You know his face, touch it...
After all...

It'll be the last thing I feel before I tell this world to **** it.
Louisa Coller Dec 2016
Scrunched up lines,
blurred faces,
captured lives and distorted paces.
Ruptured skulls and ripped up dreams.
Coated in paint, stings are ease.
Louisa Coller Aug 2016
The mindset of a summer kiss left upon the memories of you,
suffocate me individually in the consciousness every second.
You and I were a terrible mix, we thought we were perfect.
You and I were terrible at maintaining, and I was constantly fearful.

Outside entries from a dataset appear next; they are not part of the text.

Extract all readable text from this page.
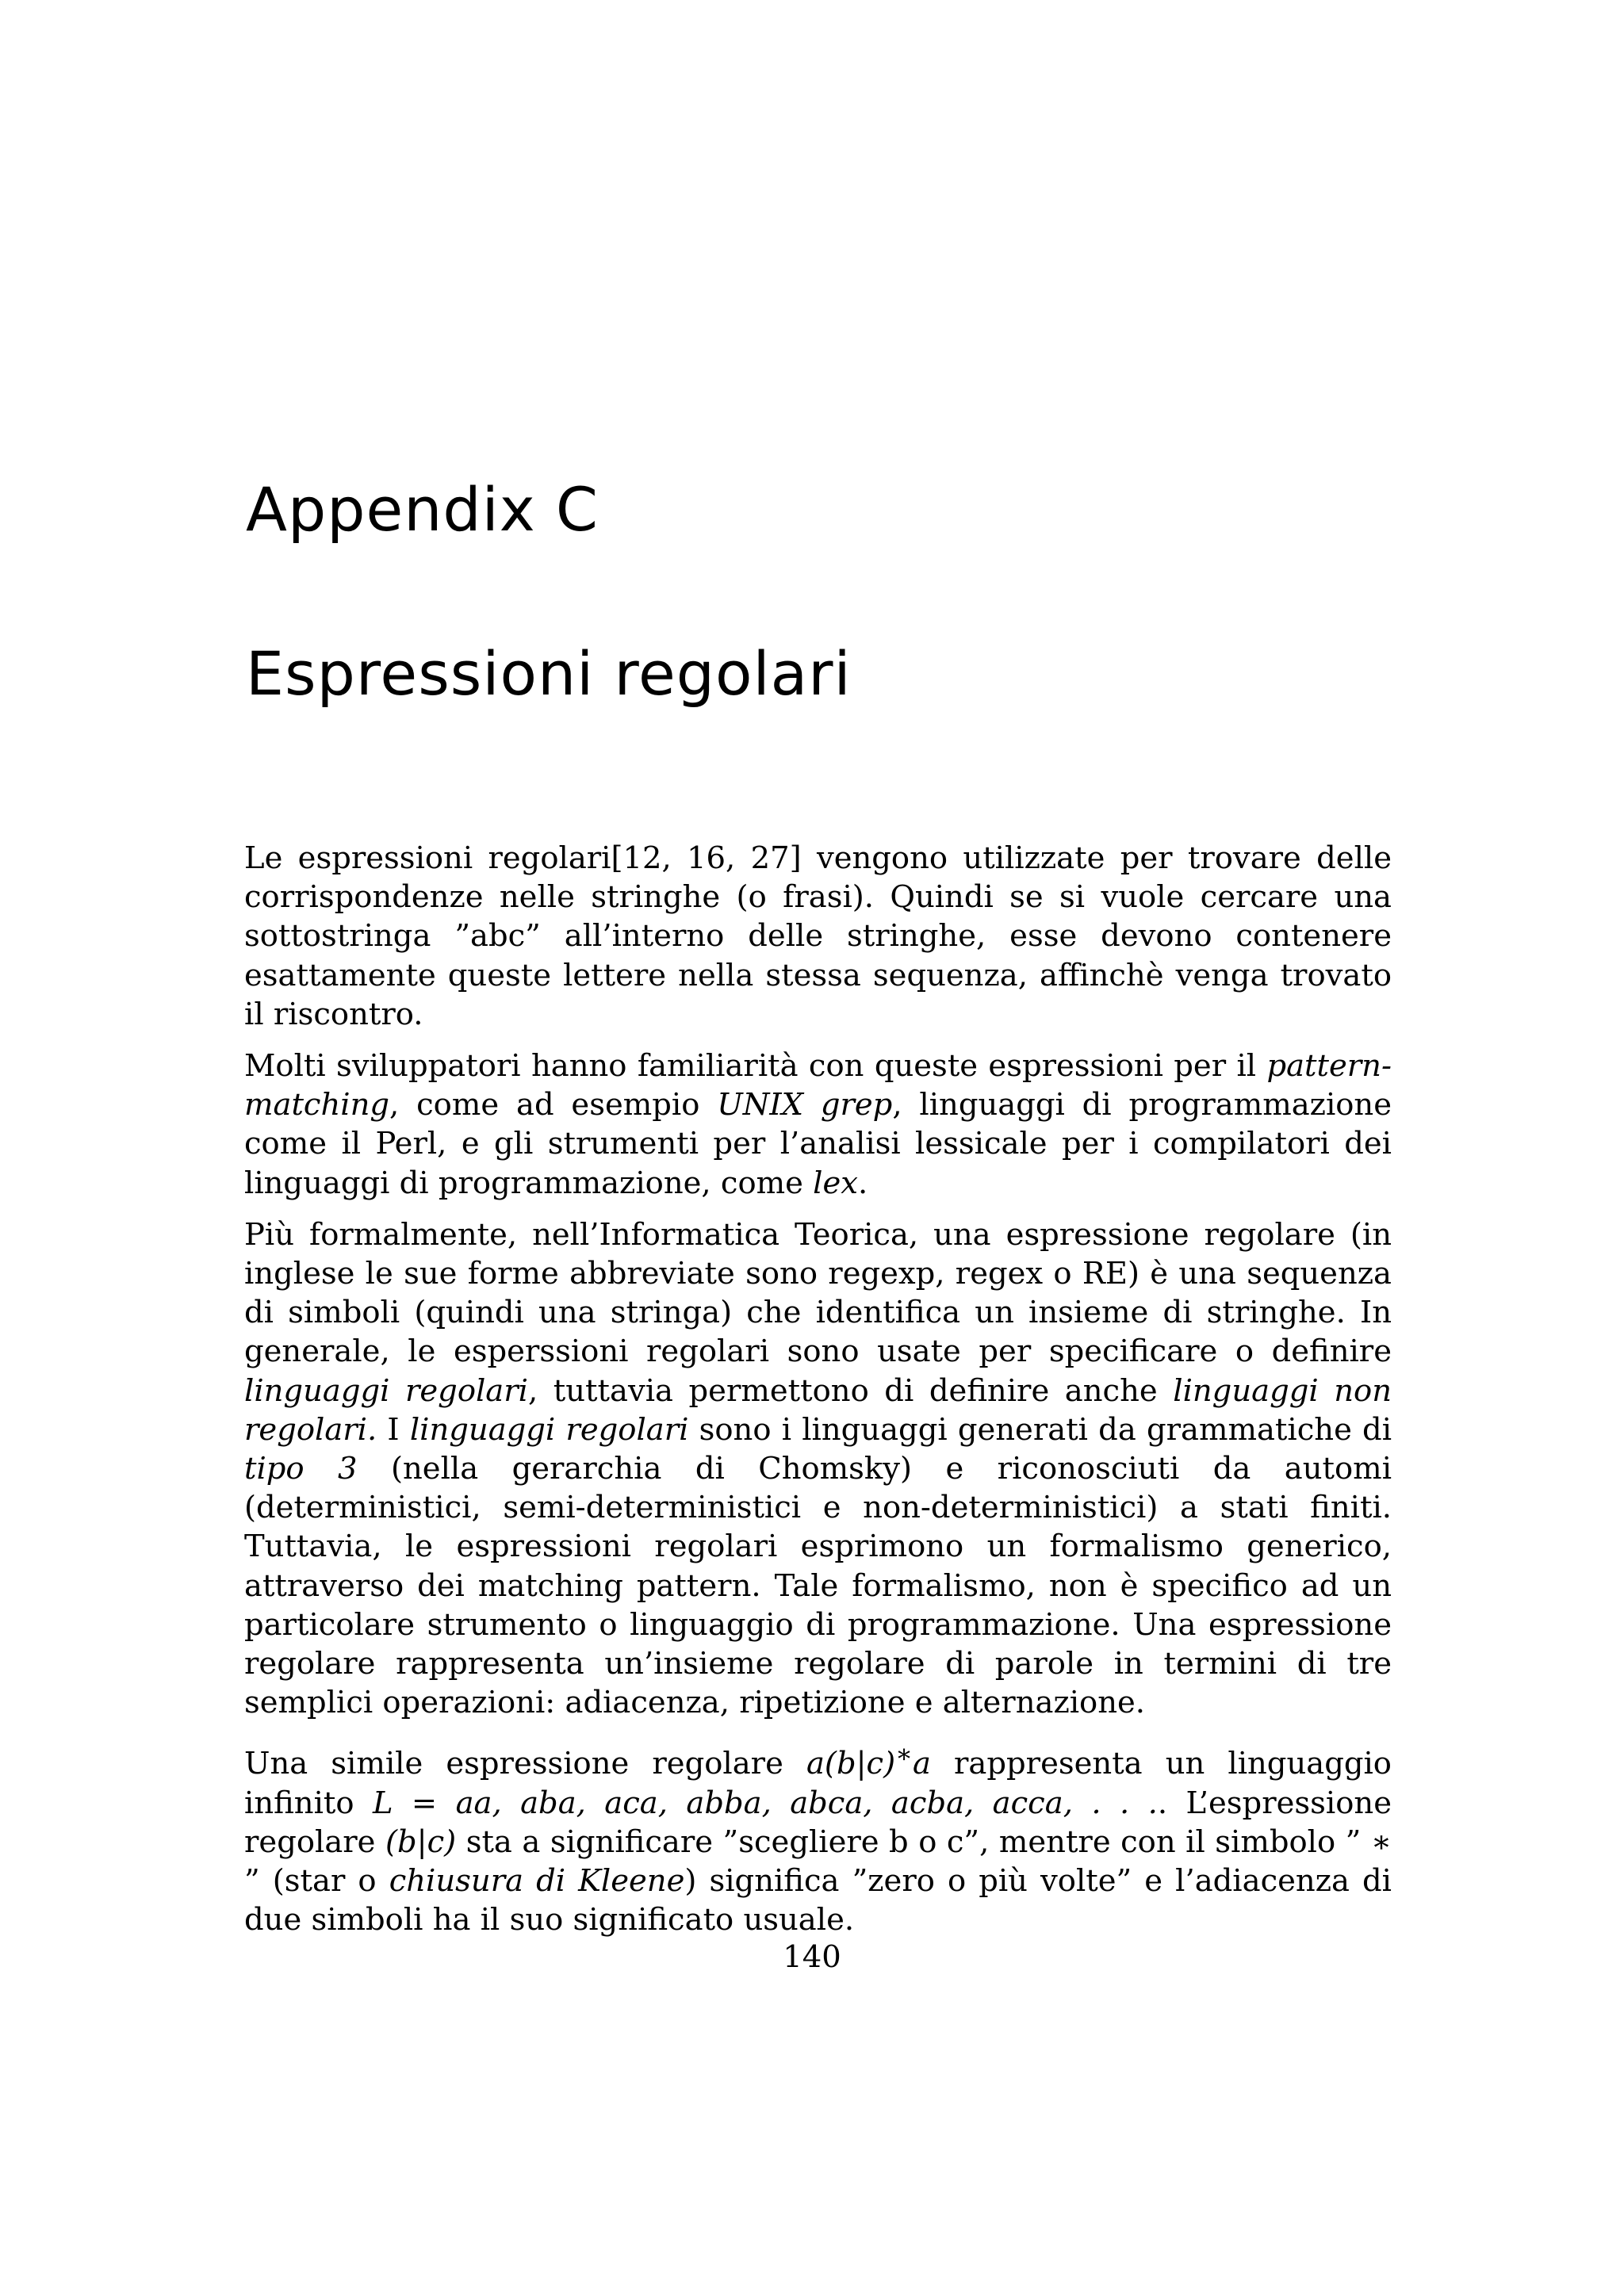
Appendix C
Espressioni regolari

Le espressioni regolari[12, 16, 27] vengono utilizzate per trovare delle corrispondenze nelle stringhe (o frasi). Quindi se si vuole cercare una sottostringa ”abc” all’interno delle stringhe, esse devono contenere esattamente queste lettere nella stessa sequenza, affinchè venga trovato il riscontro.

Molti sviluppatori hanno familiarità con queste espressioni per il pattern-matching, come ad esempio UNIX grep, linguaggi di programmazione come il Perl, e gli strumenti per l’analisi lessicale per i compilatori dei linguaggi di programmazione, come lex.

Più formalmente, nell’Informatica Teorica, una espressione regolare (in inglese le sue forme abbreviate sono regexp, regex o RE) è una sequenza di simboli (quindi una stringa) che identifica un insieme di stringhe. In generale, le esperssioni regolari sono usate per specificare o definire linguaggi regolari, tuttavia permettono di definire anche linguaggi non regolari. I linguaggi regolari sono i linguaggi generati da grammatiche di tipo 3 (nella gerarchia di Chomsky) e riconosciuti da automi (deterministici, semi-deterministici e non-deterministici) a stati finiti. Tuttavia, le espressioni regolari esprimono un formalismo generico, attraverso dei matching pattern. Tale formalismo, non è specifico ad un particolare strumento o linguaggio di programmazione. Una espressione regolare rappresenta un’insieme regolare di parole in termini di tre semplici operazioni: adiacenza, ripetizione e alternazione.

Una simile espressione regolare a(b|c)∗a rappresenta un linguaggio infinito L = aa, aba, aca, abba, abca, acba, acca, . . .. L’espressione regolare (b|c) sta a significare ”scegliere b o c”, mentre con il simbolo ” ∗ ” (star o chiusura di Kleene) significa ”zero o più volte” e l’adiacenza di due simboli ha il suo significato usuale.

140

When lit eyes locked mine into an abyss-like stare,
I presumed the moment would go on.
When your hand left mine in a hopeful glare,
It began to feel like the last one.

Corruption, manipulation, ruptures and screams came,
but everyone presumed it was just me.
But now I look back upon that angel,
she was warning me.

My lips sealed tightly with another man thinking I was right,
little did I know this man was only in love with me for the night.
When he grabbed me close, I felt relieved,
as if love had came back to life.
While he sobbed sweet tears,
thinking on why I left him that night.

It came clear to me that I didn't grasp love,
if anything I shattered it to pieces.
Presuming love was a sweetest of cupcake,
without added ingredients.

But after years of silence, isolation and thought it occurred to me,
ever since that night his mind laid on me like a burden for a time.
Temptations to move on, girls laying upon me, seducing me simply,
everything you wanted, sugar and warmed hearts, which I denied.

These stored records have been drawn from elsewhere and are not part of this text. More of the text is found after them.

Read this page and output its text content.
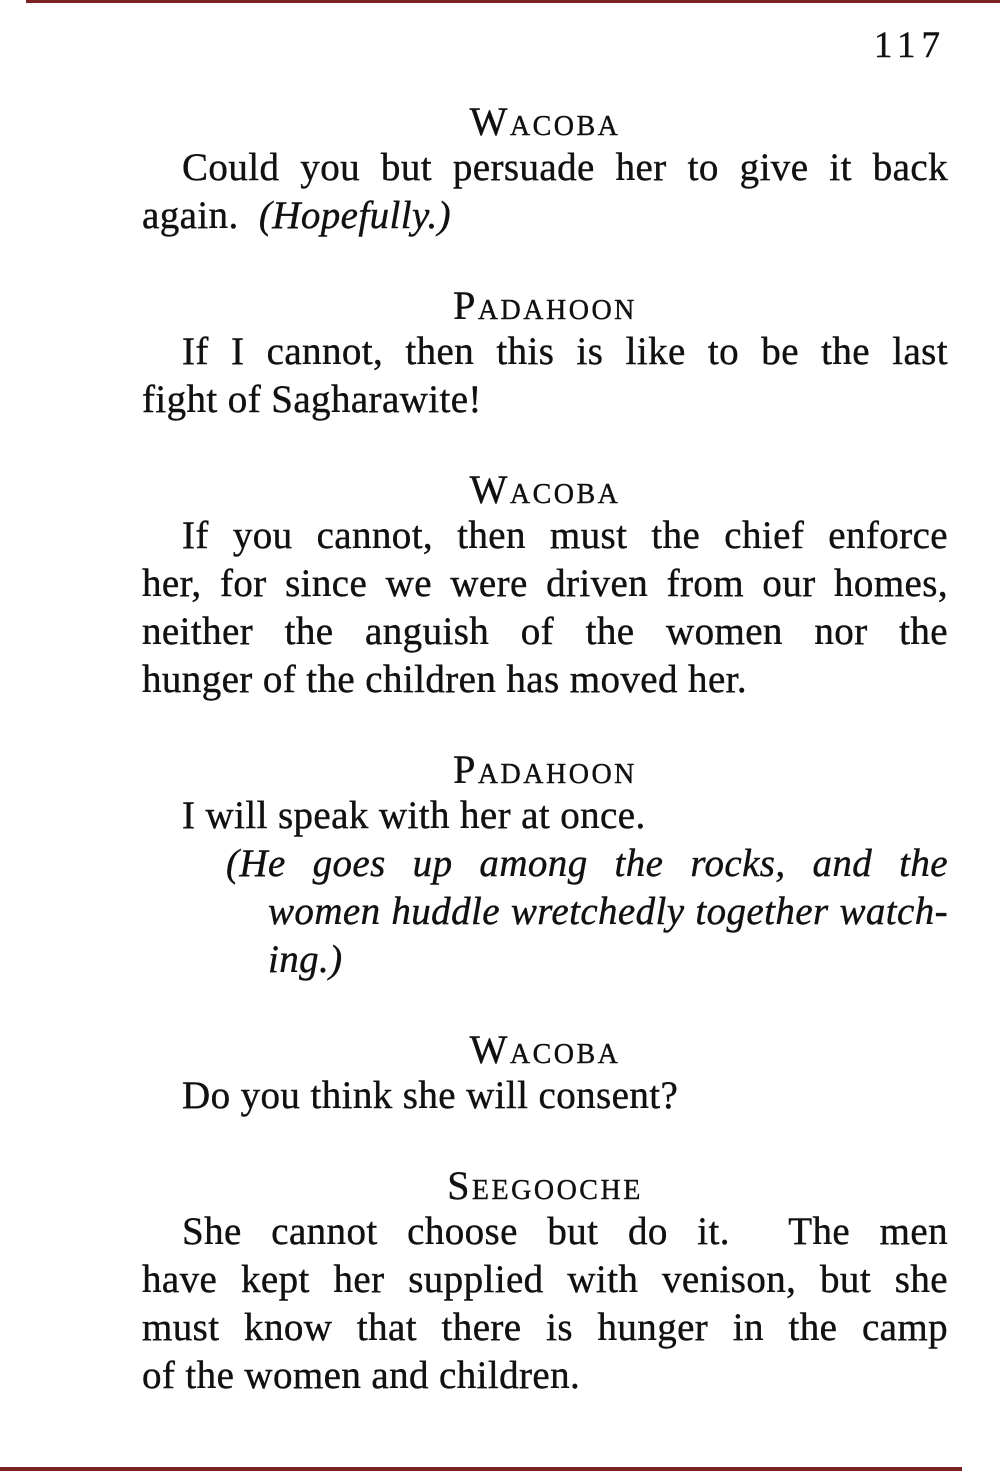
117
Wacoba
Could you but persuade her to give it back
again.  (Hopefully.)
Padahoon
If I cannot, then this is like to be the last
fight of Sagharawite!
Wacoba
If you cannot, then must the chief enforce
her, for since we were driven from our homes,
neither the anguish of the women nor the
hunger of the children has moved her.
Padahoon
I will speak with her at once.
(He goes up among the rocks, and the
women huddle wretchedly together watch-
ing.)
Wacoba
Do you think she will consent?
Seegooche
She cannot choose but do it.  The men
have kept her supplied with venison, but she
must know that there is hunger in the camp
of the women and children.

For after all this time we came back eye to eye,
to find out when we left we hurt each other a little more inside.
Secrets we stay, hopefully not remain as we spend the nights,
for you see,
You and I were a perfect mix, when we thought all was lost.
You and I were a perfect mix, my illness lied to us.
Louisa Coller Feb 2016
Tall girls are beautiful, I see the poster say,
looking down to myself I feel my feelings turn grey.
Tall girls are perfect, I feel my soul pour out into my mind,
as I awake to see I am the same height as days before this one.
Tall girls are fair, loving as well as a lot more cute,
much more appealing for him, a fair or perfect height for a kiss.

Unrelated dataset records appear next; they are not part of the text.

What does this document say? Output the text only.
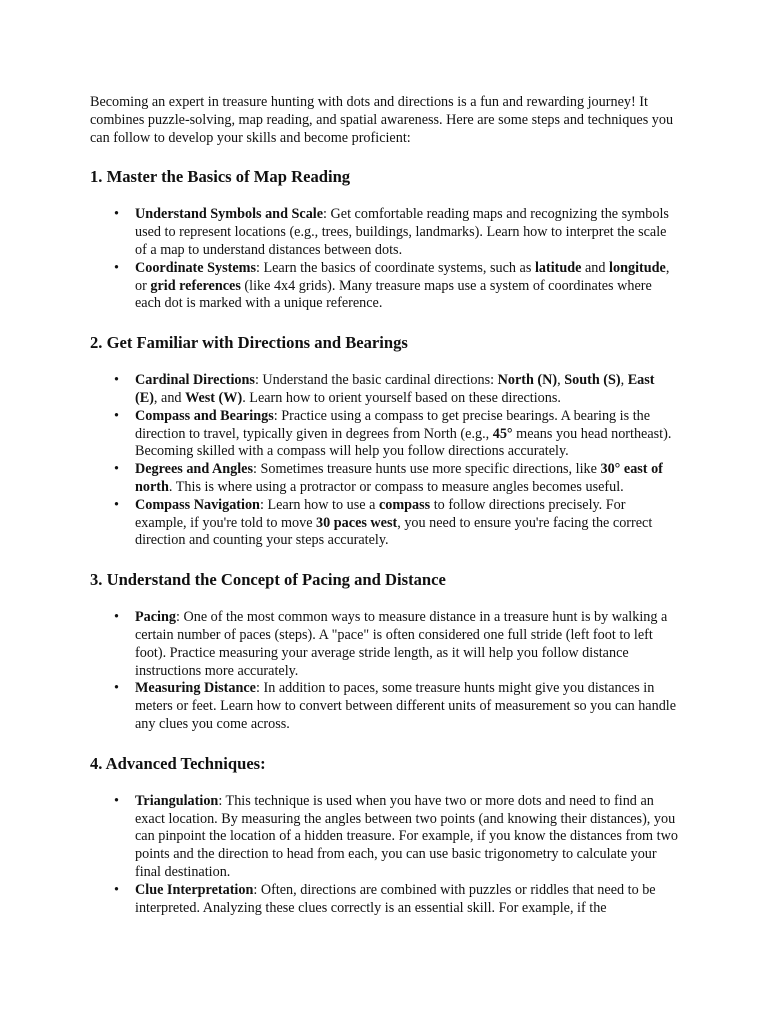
Becoming an expert in treasure hunting with dots and directions is a fun and rewarding journey! It combines puzzle-solving, map reading, and spatial awareness. Here are some steps and techniques you can follow to develop your skills and become proficient:

1. Master the Basics of Map Reading
• Understand Symbols and Scale: Get comfortable reading maps and recognizing the symbols used to represent locations (e.g., trees, buildings, landmarks). Learn how to interpret the scale of a map to understand distances between dots.
• Coordinate Systems: Learn the basics of coordinate systems, such as latitude and longitude, or grid references (like 4x4 grids). Many treasure maps use a system of coordinates where each dot is marked with a unique reference.
2. Get Familiar with Directions and Bearings
• Cardinal Directions: Understand the basic cardinal directions: North (N), South (S), East (E), and West (W). Learn how to orient yourself based on these directions.
• Compass and Bearings: Practice using a compass to get precise bearings. A bearing is the direction to travel, typically given in degrees from North (e.g., 45° means you head northeast). Becoming skilled with a compass will help you follow directions accurately.
• Degrees and Angles: Sometimes treasure hunts use more specific directions, like 30° east of north. This is where using a protractor or compass to measure angles becomes useful.
• Compass Navigation: Learn how to use a compass to follow directions precisely. For example, if you're told to move 30 paces west, you need to ensure you're facing the correct direction and counting your steps accurately.
3. Understand the Concept of Pacing and Distance
• Pacing: One of the most common ways to measure distance in a treasure hunt is by walking a certain number of paces (steps). A "pace" is often considered one full stride (left foot to left foot). Practice measuring your average stride length, as it will help you follow distance instructions more accurately.
• Measuring Distance: In addition to paces, some treasure hunts might give you distances in meters or feet. Learn how to convert between different units of measurement so you can handle any clues you come across.
4. Advanced Techniques:
• Triangulation: This technique is used when you have two or more dots and need to find an exact location. By measuring the angles between two points (and knowing their distances), you can pinpoint the location of a hidden treasure. For example, if you know the distances from two points and the direction to head from each, you can use basic trigonometry to calculate your final destination.
• Clue Interpretation: Often, directions are combined with puzzles or riddles that need to be interpreted. Analyzing these clues correctly is an essential skill. For example, if the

But short girls can never reach their favourite snacks,
we have to pull up a chair and climb the sides of our kitchens.
Short girls have to tippy toe,
just to kiss him on the lips in the right way he wants.
Short girls can't look down on those who they love, only up,
which leads us to remind ourselves we always remain “small”.

Tall girls can stroll by and scare a small girl like me,
because we fear you might just realize, that tall girl is who we want to be.
You might hang up your coat and walk out on me...

Still I try my hardest to be proud of myself,
for short girls are beautiful inside and out.
Height should not determine emotional connection,
so please, like all those years don't judge me just as badly as I did.

For you see, Tall girls are beautiful.
But short girls, are just as beautiful too.
Louisa Coller Jan 2016
We depend on you.
We glaze our eyes to you only,
when will you move your lips once again?

We depend on you.
We don't know how long we'll be waiting,
but please remember our heartbeats wishing for you.